Sunday, February 10, 2013

YOU MAY ALREADY BE A WINNER!


But probably NOT!

I was looking in my emails a few months ago thinking that the Nigerians must get vacations because they hadn’t sent me any notifications of my email address being selected for millions of dollars. Then all of a sudden… you guessed it, more emails making me a billionaire. There were widows who were dying from cancer with huge bank accounts, bank officials that had unclaimed funds in there keeping and needed to get it away from the unscrupulous, and lucky lotto winners who want to give it to me. (Indeed)

Then to make me understand how true it all is, I got emails from FBI directors, and just doggone honest folk all wanting me to have these millions upon millions of USD, as they put it.

When I feel like it I will answer these requests for my info and give them a favorite ID, that of one Algonquin J. Calhoun, and along with as much personal info they think they can con out of me.

Then I got one from PCH informing me I won $1,000,000.00!

Now of course I worked at PCH, and know how they operate, honestly and truthfully in spite of some bad publicity they once experienced. They do come to your door and knock on it and with cameras, memorialize the event, and yes, people do win! Besides, one of my favorite people, Jan works there and is as honest as they come, and wouldn’t be otherwise.
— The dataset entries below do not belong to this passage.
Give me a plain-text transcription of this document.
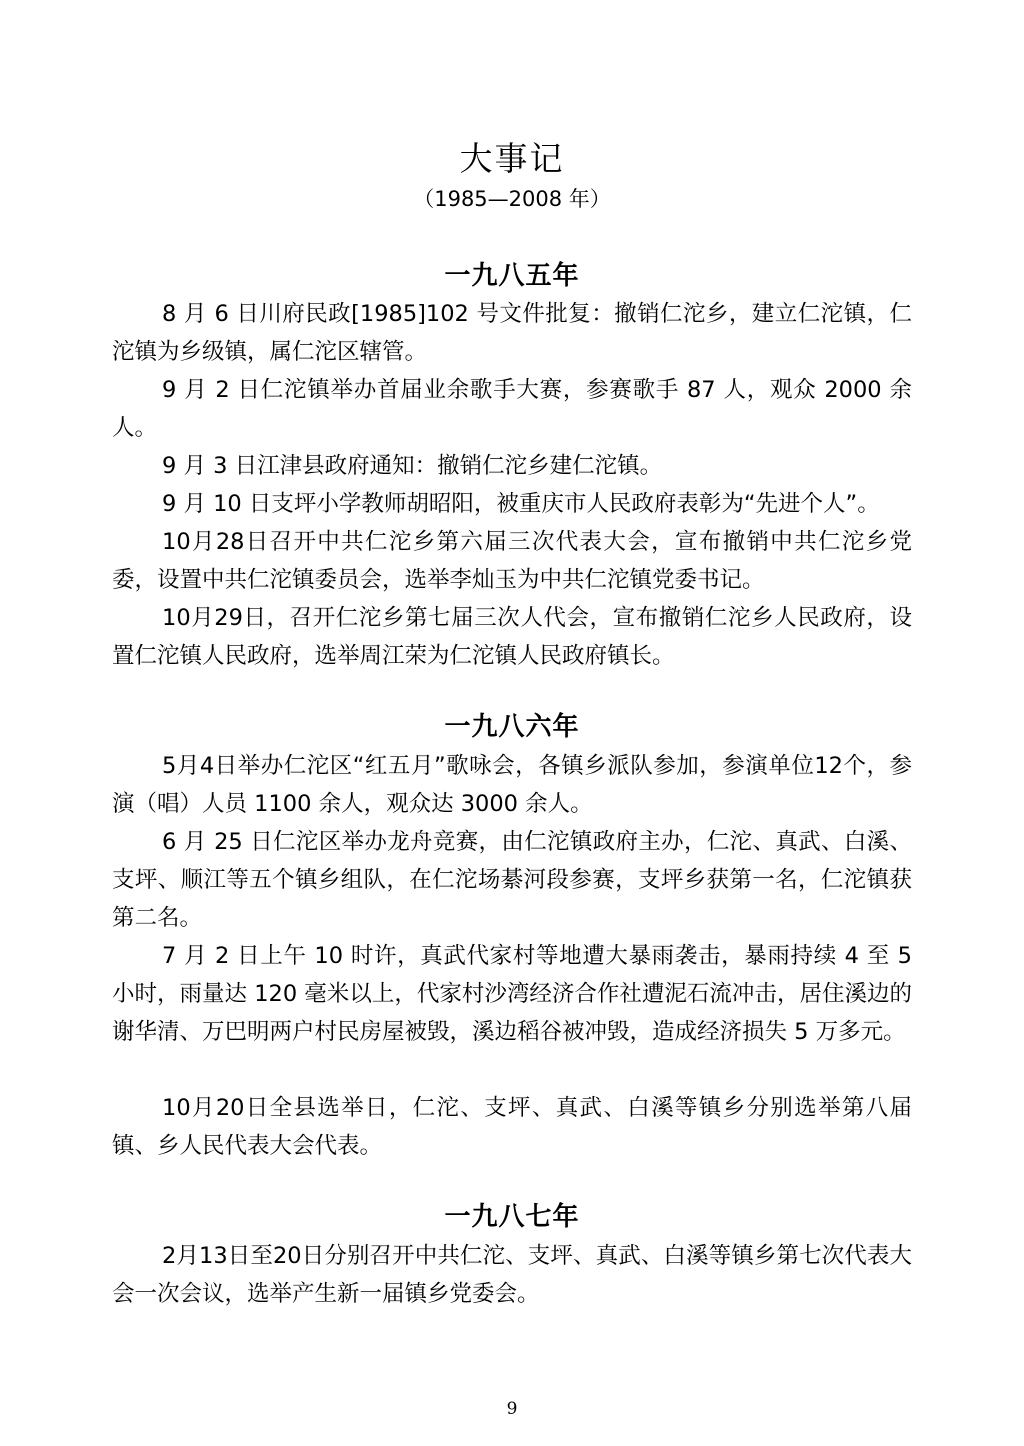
大事记
（1985—2008 年）
一九八五年
8 月 6 日川府民政[1985]102 号文件批复：撤销仁沱乡，建立仁沱镇，仁沱镇为乡级镇，属仁沱区辖管。
9 月 2 日仁沱镇举办首届业余歌手大赛，参赛歌手 87 人，观众 2000 余人。
9 月 3 日江津县政府通知：撤销仁沱乡建仁沱镇。
9 月 10 日支坪小学教师胡昭阳，被重庆市人民政府表彰为“先进个人”。
10月28日召开中共仁沱乡第六届三次代表大会，宣布撤销中共仁沱乡党委，设置中共仁沱镇委员会，选举李灿玉为中共仁沱镇党委书记。
10月29日，召开仁沱乡第七届三次人代会，宣布撤销仁沱乡人民政府，设置仁沱镇人民政府，选举周江荣为仁沱镇人民政府镇长。
一九八六年
5月4日举办仁沱区“红五月”歌咏会，各镇乡派队参加，参演单位12个，参演（唱）人员 1100 余人，观众达 3000 余人。
6 月 25 日仁沱区举办龙舟竞赛，由仁沱镇政府主办，仁沱、真武、白溪、支坪、顺江等五个镇乡组队，在仁沱场綦河段参赛，支坪乡获第一名，仁沱镇获第二名。
7 月 2 日上午 10 时许，真武代家村等地遭大暴雨袭击，暴雨持续 4 至 5 小时，雨量达 120 毫米以上，代家村沙湾经济合作社遭泥石流冲击，居住溪边的谢华清、万巴明两户村民房屋被毁，溪边稻谷被冲毁，造成经济损失 5 万多元。
10月20日全县选举日，仁沱、支坪、真武、白溪等镇乡分别选举第八届镇、乡人民代表大会代表。
一九八七年
2月13日至20日分别召开中共仁沱、支坪、真武、白溪等镇乡第七次代表大会一次会议，选举产生新一届镇乡党委会。
9
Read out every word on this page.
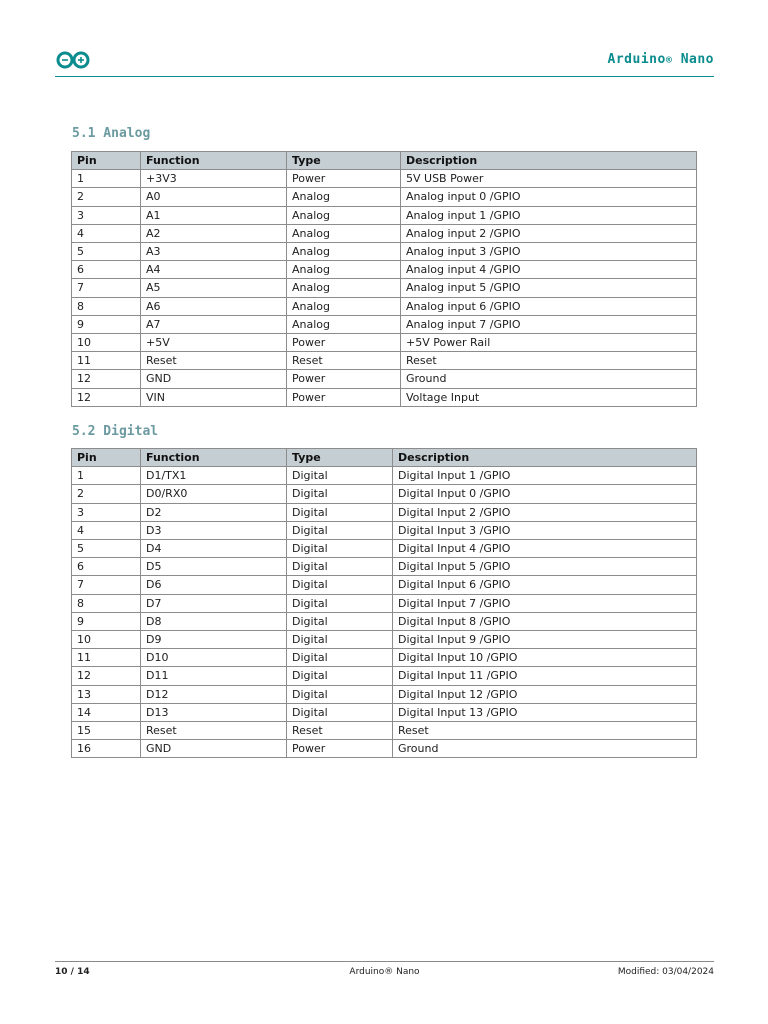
Arduino® Nano
5.1 Analog
Pin	Function	Type	Description
1	+3V3	Power	5V USB Power
2	A0	Analog	Analog input 0 /GPIO
3	A1	Analog	Analog input 1 /GPIO
4	A2	Analog	Analog input 2 /GPIO
5	A3	Analog	Analog input 3 /GPIO
6	A4	Analog	Analog input 4 /GPIO
7	A5	Analog	Analog input 5 /GPIO
8	A6	Analog	Analog input 6 /GPIO
9	A7	Analog	Analog input 7 /GPIO
10	+5V	Power	+5V Power Rail
11	Reset	Reset	Reset
12	GND	Power	Ground
12	VIN	Power	Voltage Input
5.2 Digital
Pin	Function	Type	Description
1	D1/TX1	Digital	Digital Input 1 /GPIO
2	D0/RX0	Digital	Digital Input 0 /GPIO
3	D2	Digital	Digital Input 2 /GPIO
4	D3	Digital	Digital Input 3 /GPIO
5	D4	Digital	Digital Input 4 /GPIO
6	D5	Digital	Digital Input 5 /GPIO
7	D6	Digital	Digital Input 6 /GPIO
8	D7	Digital	Digital Input 7 /GPIO
9	D8	Digital	Digital Input 8 /GPIO
10	D9	Digital	Digital Input 9 /GPIO
11	D10	Digital	Digital Input 10 /GPIO
12	D11	Digital	Digital Input 11 /GPIO
13	D12	Digital	Digital Input 12 /GPIO
14	D13	Digital	Digital Input 13 /GPIO
15	Reset	Reset	Reset
16	GND	Power	Ground
10 / 14	Arduino® Nano	Modified: 03/04/2024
Then recently in one of my winning emails, they asked for the same personal info and asked for a picture! A picture of me in this mix with a next of kin listed. This is all new to me and so I sent them one, because they asked for it, I want to continue to receive these obscene amounts of money, and frankly besides having the time, I like to think I’m loaded on something besides Jack Daniel Manhattans.

What do you think, does it look like me?